Czech president Vaclav Havel travels to Berlin today, to attend a conference on the future of Europe, entitled Europe - A Culture of Shared Problems. Havel will give an opening speech to one of the two themes of the conference, which is organised under the auspices of the German president Roman Gerzog and will be attended by about 130 renown European personalities, including the former German chancellor Helmut Kohl, Polish foreign minister Bronislaw Geremek and the former British trade and industry minister, Peter Mandelson. The theme addressed by Havel will be the contribution to Europe's political culture of the liberation of central and eastern European countries from totalitarian oppression. The second theme will be the spiritual development of Europe during the post war decades of freedom and prosperity.

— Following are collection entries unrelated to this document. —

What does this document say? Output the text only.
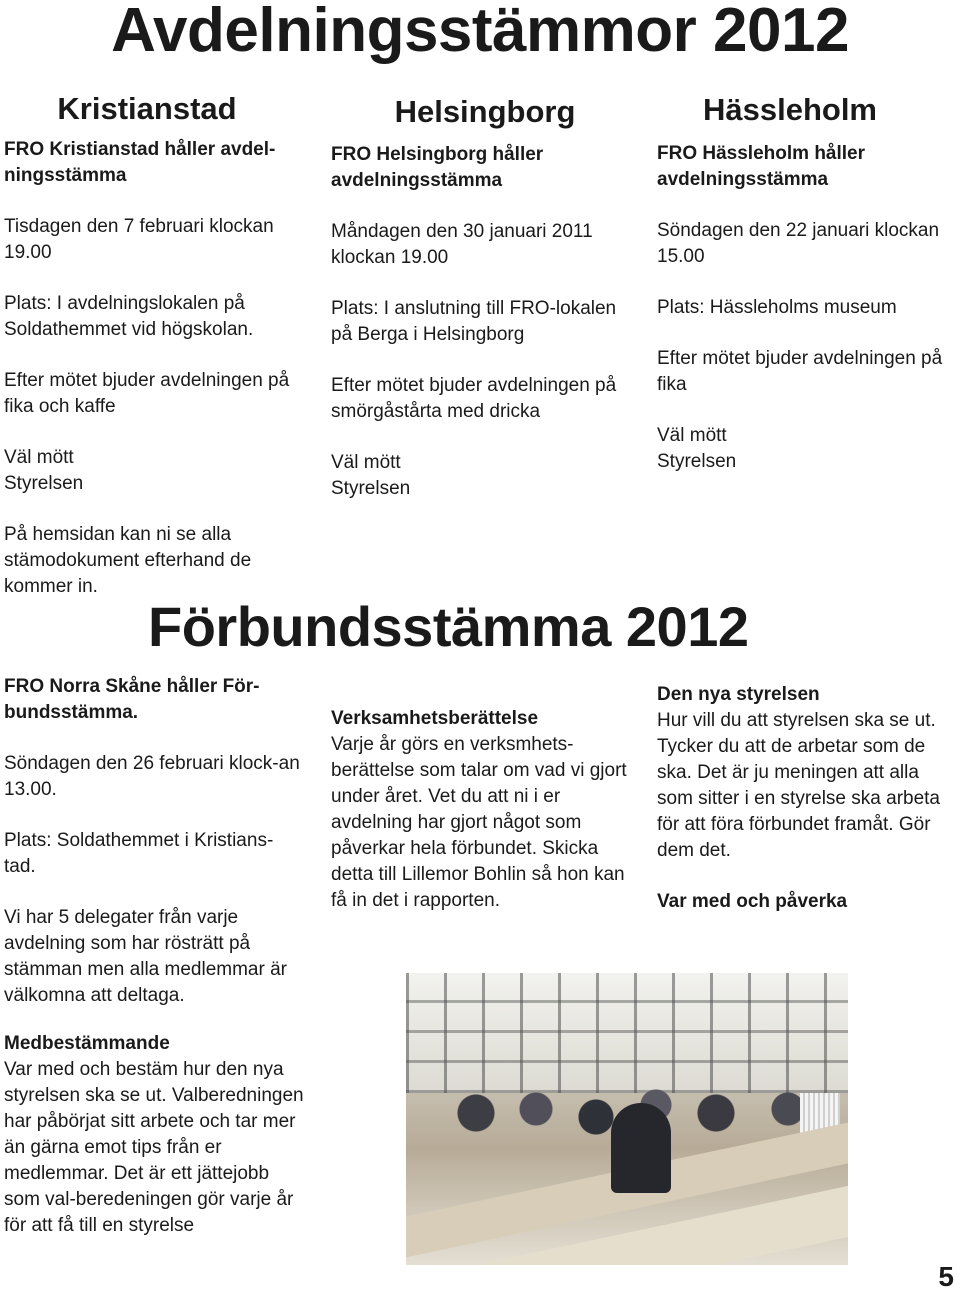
Avdelningsstämmor 2012
Kristianstad

FRO Kristianstad håller avdel-ningsstämma

Tisdagen den 7 februari klockan 19.00

Plats: I avdelningslokalen på Soldathemmet vid högskolan.

Efter mötet bjuder avdelningen på fika och kaffe

Väl mött

Styrelsen

På hemsidan kan ni se alla stämodokument efterhand de kommer in.

Helsingborg

FRO Helsingborg håller avdelningsstämma

Måndagen den 30 januari 2011 klockan 19.00

Plats: I anslutning till FRO-lokalen på Berga i Helsingborg

Efter mötet bjuder avdelningen på smörgåstårta med dricka

Väl mött

Styrelsen

Hässleholm

FRO Hässleholm håller avdelningsstämma

Söndagen den 22 januari klockan 15.00

Plats: Hässleholms museum

Efter mötet bjuder avdelningen på fika

Väl mött

Styrelsen

Förbundsstämma 2012

FRO Norra Skåne håller För-bundsstämma.

Söndagen den 26 februari klock-an 13.00.

Plats: Soldathemmet i Kristians-tad.

Vi har 5 delegater från varje avdelning som har rösträtt på stämman men alla medlemmar är välkomna att deltaga.

Medbestämmande

Var med och bestäm hur den nya styrelsen ska se ut. Valberedningen har påbörjat sitt arbete och tar mer än gärna emot tips från er medlemmar. Det är ett jättejobb som val-beredeningen gör varje år för att få till en styrelse

Verksamhetsberättelse

Varje år görs en verksmhets-berättelse som talar om vad vi gjort under året. Vet du att ni i er avdelning har gjort något som påverkar hela förbundet. Skicka detta till Lillemor Bohlin så hon kan få in det i rapporten.

Den nya styrelsen

Hur vill du att styrelsen ska se ut. Tycker du att de arbetar som de ska. Det är ju meningen att alla som sitter i en styrelse ska arbeta för att föra förbundet framåt. Gör dem det.

Var med och påverka

5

Czech national bank isn't , according to analysts, responsible for the current economic recession, as is suggested in the Government report, which has blamed the recession on the bank's restrictive policies. Martin Kupka from Reiffesenbank believes that the main reason for the deepening of the economic recession in the country, is the slow pace of the restructuring process. The Czech National Bank's restrictive policies prevent the consequences of the slow restructuring process to be reflected in the growing macro-economic imbalance. However, the report suggests that the bank's policy hasn't been very efficient, pointing out that the 1997 inflation rate was 8.5 percent, while the 1998 rate was 10.7 percent.

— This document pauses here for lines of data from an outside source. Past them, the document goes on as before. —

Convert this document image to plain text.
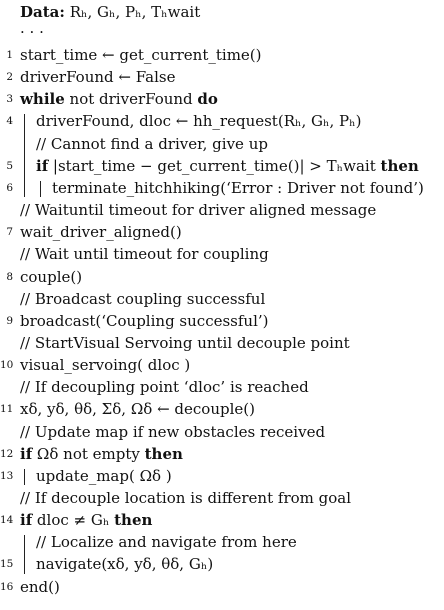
Data: Rₕ, Gₕ, Pₕ, Tₕwait
· · ·
1 start_time ← get_current_time()
2 driverFound ← False
3 while not driverFound do
4 driverFound, dloc ← hh_request(Rₕ, Gₕ, Pₕ)
// Cannot find a driver, give up
5 if |start_time − get_current_time()| > Tₕwait then
6	terminate_hitchhiking(‘Error : Driver not found’)
// Waituntil timeout for driver aligned message
7 wait_driver_aligned()
// Wait until timeout for coupling
8 couple()
// Broadcast coupling successful
9 broadcast(‘Coupling successful’)
// StartVisual Servoing until decouple point
10 visual_servoing( dloc )
// If decoupling point ‘dloc’ is reached
11 xδ, yδ, θδ, Σδ, Ωδ ← decouple()
// Update map if new obstacles received
12 if Ωδ not empty then
13 update_map( Ωδ )
// If decouple location is different from goal
14 if dloc ≠ Gₕ then
// Localize and navigate from here
15 navigate(xδ, yδ, θδ, Gₕ)
16 end()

Similar to the rest of Europe, which has been tormented by heavy snow fall and avalanches in mountain areas, Czech mountain and ski resorts, too, had to issue avalanche warnings and many ski resorts in Krkonose mountains in the north had to be closed completely. The recent avalanches in France, Italy, Switzerland and Austria have claimed at least 20 lives, with many people still unaccounted for.
And finally the weather. Today should be bright or partially cloudy, with occasional snow showers. Day temperatures should be at 0 degrees Celsius, night highs from -2 to -6 degrees Celsius.
I'm Marketa Atanasova and that's the end of the news.